Werbach's role at Amazon was to transform customer sentiment for sustainable products and services into a demand signal to encourage improvements in materials innovation, manufacturing practices, and resource use. While at Amazon, Werbach helped launch Climate Pledge Friendly, which recognizes over 500,000 sustainably certified products and more than 50 eco-certifications. He also helped launch Amazon Aware, a multi-category private brand consisting of sustainably-certified products as well as a proprietary Amazon eco-certification called Compact by Design, which rewards product manufacturers for efficient packaging design.

=== Kapital Entertainment ===
On April 4, 2023, Kapital Entertainment announced that social entrepreneur Adam Werbach had joined Aaron Kaplan's Kapital Entertainment in the newly created position of Head Of Digital.
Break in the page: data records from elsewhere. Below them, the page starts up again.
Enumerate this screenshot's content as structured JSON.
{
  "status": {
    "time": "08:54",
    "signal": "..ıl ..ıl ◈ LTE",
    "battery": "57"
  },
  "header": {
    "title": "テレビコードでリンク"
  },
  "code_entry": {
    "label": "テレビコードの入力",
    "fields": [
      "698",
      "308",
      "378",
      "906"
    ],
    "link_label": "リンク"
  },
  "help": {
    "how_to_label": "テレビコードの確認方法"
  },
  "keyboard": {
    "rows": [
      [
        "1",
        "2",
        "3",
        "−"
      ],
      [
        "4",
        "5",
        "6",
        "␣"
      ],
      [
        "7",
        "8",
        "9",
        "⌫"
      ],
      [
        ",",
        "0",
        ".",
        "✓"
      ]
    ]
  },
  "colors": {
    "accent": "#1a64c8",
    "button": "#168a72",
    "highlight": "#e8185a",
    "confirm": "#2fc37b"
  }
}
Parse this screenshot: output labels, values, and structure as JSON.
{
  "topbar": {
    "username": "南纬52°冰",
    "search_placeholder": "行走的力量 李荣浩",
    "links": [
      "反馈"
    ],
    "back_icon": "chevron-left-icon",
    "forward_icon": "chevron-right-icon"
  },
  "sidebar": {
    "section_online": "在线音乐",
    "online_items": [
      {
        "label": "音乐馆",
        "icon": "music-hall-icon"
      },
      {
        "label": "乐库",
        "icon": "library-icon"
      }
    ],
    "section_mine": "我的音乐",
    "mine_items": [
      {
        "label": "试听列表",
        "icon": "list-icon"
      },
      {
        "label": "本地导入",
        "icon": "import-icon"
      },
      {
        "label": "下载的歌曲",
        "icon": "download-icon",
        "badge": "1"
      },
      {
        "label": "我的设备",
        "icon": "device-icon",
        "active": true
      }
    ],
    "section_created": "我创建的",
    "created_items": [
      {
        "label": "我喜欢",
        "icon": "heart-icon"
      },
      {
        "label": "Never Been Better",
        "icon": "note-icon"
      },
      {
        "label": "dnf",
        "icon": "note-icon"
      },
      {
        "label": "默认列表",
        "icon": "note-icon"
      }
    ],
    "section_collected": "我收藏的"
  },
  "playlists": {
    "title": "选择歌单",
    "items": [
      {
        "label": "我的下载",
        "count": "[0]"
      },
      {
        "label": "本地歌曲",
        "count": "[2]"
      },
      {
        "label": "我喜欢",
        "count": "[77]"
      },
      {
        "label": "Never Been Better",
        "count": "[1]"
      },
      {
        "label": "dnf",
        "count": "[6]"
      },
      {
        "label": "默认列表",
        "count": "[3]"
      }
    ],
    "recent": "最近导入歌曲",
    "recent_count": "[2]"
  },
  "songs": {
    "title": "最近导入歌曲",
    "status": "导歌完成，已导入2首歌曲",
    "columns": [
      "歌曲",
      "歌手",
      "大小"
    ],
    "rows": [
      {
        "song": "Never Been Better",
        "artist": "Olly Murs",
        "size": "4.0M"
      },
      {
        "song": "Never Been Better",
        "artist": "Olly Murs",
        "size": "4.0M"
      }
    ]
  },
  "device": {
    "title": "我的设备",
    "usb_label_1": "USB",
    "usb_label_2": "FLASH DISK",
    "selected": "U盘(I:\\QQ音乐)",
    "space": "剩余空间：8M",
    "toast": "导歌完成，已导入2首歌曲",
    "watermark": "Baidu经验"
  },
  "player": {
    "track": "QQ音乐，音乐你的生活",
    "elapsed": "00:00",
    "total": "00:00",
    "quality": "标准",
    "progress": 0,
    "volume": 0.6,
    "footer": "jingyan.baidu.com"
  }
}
With his hire, the indie studio is launching Kapital Digital, a new division focused on digital content.

Kapital plans to work with writer, director, actor and producer partners to create experiences and extend storytelling beyond traditional scripted and unscripted/documentary television and film.

“There are so many opportunities to reach an audience, and all of us at Kapital are excited to work with Adam to find unique ways to tell stories and share experiences outside of our core scripted business,” Kaplan said.

“When Aaron and I started talking, we recognized that although we pursued completely different careers, we share a passion for expanding the boundaries of storytelling and embracing new ways to engage audiences, Werbach said. “Working at startups, or at Amazon, or the Sierra Club, I’ve been fascinated by how new technologies like AI and machine learning can bring people closer and stimulate new interactions."

== Personal life ==
Werbach lives in San Francisco with his wife Lyn and their three children.